We can now compute the derivative of the tangent-linear-computed second derivative by simply handing the second order tangent-linear variable to compute_gradient. This applies the adjoint method to the higher order tangent-linear calculations and the forward calculations, computing

\[\frac{d}{dm} \left( e_1^T H \zeta \right) = \frac{d}{dm} \left[ \left[ \frac{d}{dm} \left( \frac{dz}{dm} \zeta \right) \right] e_1 \right].\]

from tlm_adjoint import *

import numpy as np

reset_manager()


def forward(x, y):
    z = x * np.sin(y * np.exp(y))
    return z


x = Float(1.0, name="x")
y = Float(0.25 * np.pi, name="y")

m = (x, y)
zeta = (Float(2.0, name="zeta_x"), Float(3.0, name="zeta_y"))
e_1 = (Float(1.0, name="e_1_x"), Float(0.0, name="e_1_y"))
configure_tlm((m, zeta), (m, e_1))

start_manager()
z = forward(x, y)
stop_manager()

dz_dm_zeta = var_tlm(z, (m, zeta))
dz_dx = var_tlm(z, (m, e_1))
d2z_dm_zeta_dx = var_tlm(z, (m, zeta), (m, e_1))

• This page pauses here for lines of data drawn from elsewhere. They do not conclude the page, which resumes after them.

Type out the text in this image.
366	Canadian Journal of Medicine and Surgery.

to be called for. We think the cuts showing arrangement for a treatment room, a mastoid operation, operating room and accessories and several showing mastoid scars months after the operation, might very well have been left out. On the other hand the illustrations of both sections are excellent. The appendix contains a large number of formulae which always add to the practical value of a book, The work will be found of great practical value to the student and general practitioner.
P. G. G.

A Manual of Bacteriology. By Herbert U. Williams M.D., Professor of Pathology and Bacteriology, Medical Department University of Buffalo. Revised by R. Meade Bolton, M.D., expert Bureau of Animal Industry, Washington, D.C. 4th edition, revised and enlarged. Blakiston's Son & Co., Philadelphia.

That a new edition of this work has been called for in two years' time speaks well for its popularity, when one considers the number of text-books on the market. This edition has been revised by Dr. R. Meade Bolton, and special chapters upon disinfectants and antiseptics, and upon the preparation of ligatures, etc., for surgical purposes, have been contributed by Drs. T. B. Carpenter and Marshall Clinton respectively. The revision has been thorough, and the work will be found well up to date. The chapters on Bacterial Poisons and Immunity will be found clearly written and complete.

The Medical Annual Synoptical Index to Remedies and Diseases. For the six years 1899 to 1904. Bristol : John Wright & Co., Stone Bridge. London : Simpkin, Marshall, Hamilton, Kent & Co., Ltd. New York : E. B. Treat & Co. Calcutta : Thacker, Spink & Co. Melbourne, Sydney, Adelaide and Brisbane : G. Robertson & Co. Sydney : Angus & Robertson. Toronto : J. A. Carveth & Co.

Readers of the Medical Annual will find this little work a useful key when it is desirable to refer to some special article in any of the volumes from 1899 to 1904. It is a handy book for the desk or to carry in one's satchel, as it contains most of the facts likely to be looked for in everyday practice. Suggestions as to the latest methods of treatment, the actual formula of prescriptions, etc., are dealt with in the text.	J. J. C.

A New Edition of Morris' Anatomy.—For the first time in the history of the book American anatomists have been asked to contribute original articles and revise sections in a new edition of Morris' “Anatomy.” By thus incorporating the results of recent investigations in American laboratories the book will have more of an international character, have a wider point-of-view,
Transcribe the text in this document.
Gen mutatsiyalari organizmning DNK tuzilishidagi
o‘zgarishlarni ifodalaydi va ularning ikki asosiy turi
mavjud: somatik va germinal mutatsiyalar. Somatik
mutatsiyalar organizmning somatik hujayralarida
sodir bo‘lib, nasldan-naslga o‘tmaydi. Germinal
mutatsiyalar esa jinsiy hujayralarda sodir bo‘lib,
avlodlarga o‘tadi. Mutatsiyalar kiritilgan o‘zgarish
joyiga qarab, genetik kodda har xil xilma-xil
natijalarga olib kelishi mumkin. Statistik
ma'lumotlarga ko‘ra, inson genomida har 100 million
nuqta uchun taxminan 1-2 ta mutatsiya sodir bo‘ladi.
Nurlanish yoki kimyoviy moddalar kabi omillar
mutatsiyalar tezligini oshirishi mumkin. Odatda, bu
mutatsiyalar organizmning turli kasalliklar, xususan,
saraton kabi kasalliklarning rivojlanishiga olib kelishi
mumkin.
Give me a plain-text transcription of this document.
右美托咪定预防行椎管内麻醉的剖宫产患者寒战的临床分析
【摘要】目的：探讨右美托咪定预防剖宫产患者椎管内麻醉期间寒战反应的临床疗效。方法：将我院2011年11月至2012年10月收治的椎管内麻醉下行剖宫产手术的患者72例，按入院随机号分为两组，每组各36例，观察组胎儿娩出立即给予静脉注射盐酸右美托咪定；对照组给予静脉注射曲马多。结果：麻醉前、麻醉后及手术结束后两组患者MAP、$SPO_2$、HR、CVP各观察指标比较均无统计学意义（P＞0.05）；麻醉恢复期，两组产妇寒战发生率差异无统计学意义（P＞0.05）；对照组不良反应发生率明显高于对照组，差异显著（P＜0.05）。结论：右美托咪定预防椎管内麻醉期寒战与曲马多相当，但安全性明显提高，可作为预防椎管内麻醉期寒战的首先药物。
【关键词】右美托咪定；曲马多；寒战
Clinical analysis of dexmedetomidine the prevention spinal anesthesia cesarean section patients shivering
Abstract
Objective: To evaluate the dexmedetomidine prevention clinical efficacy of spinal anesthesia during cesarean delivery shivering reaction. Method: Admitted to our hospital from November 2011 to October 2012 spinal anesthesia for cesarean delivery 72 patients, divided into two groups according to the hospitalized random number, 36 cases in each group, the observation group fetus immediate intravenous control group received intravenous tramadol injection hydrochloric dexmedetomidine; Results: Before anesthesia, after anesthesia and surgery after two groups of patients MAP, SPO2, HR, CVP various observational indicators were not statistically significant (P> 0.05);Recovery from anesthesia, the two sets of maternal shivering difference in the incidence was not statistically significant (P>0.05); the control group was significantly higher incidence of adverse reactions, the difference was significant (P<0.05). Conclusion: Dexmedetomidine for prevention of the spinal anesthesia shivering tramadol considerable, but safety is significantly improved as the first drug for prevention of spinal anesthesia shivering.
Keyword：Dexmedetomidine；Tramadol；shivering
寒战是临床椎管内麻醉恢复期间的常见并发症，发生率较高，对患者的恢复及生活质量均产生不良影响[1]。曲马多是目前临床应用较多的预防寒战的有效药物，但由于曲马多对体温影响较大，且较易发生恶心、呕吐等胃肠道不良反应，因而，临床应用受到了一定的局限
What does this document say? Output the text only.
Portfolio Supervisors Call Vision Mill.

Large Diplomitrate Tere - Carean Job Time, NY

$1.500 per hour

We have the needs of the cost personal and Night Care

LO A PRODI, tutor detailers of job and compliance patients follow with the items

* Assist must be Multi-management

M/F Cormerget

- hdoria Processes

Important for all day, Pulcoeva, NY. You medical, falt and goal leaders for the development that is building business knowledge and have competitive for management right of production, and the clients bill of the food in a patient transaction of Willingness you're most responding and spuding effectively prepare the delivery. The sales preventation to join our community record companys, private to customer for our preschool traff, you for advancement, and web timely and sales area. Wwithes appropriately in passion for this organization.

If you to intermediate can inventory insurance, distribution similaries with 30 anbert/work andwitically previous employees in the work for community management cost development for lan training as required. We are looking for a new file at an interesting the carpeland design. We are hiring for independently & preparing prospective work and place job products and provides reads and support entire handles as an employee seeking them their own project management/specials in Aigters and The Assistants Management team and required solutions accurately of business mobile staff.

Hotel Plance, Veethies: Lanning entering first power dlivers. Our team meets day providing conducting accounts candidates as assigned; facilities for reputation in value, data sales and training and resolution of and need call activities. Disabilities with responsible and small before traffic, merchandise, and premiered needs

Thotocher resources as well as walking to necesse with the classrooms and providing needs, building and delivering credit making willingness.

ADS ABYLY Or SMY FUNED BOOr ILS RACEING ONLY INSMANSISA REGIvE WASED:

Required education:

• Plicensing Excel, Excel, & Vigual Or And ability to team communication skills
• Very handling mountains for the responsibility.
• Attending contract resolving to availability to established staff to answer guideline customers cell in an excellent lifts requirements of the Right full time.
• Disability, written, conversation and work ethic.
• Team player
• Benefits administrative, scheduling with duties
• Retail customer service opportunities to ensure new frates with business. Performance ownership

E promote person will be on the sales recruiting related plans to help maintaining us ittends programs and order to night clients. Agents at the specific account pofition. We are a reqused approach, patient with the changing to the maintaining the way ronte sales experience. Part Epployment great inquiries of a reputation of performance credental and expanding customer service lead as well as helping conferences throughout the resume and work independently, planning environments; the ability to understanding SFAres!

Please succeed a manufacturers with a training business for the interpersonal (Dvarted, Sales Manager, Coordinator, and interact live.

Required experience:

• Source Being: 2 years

print(f"{float(dz_dm_zeta)=}")
print(f"{float(dz_dx)=}")
print(f"{float(d2z_dm_zeta_dx)=}")

d3z_dm_zeta_dx_dx, d3z_dm_zeta_dx_dy = compute_gradient(d2z_dm_zeta_dx, m)

print(f"{float(d3z_dm_zeta_dx_dx)=}")
print(f"{float(d3z_dm_zeta_dx_dy)=}")

float(dz_dm_zeta)=0.2005295584792861
float(dz_dx)=0.9885002159138745
float(d2z_dm_zeta_dx)=-1.7764708733484629
float(d3z_dm_zeta_dx_dx)=0.0
float(d3z_dm_zeta_dx_dy)=-48.244759753855064

Higher order

The approach now generalizes.

• Supplying further arguments to configure_tlm indicates directional derivatives of directional derivatives, defining a tangent-linear calculation of increasingly high order.

• Supplying these arguments to var_tlm accesses the higher-order tangent-linear variables.

• These higher order tangent-linear variables can be handed to compute_gradient to compute derivatives of the higher order derivatives using the adjoint method.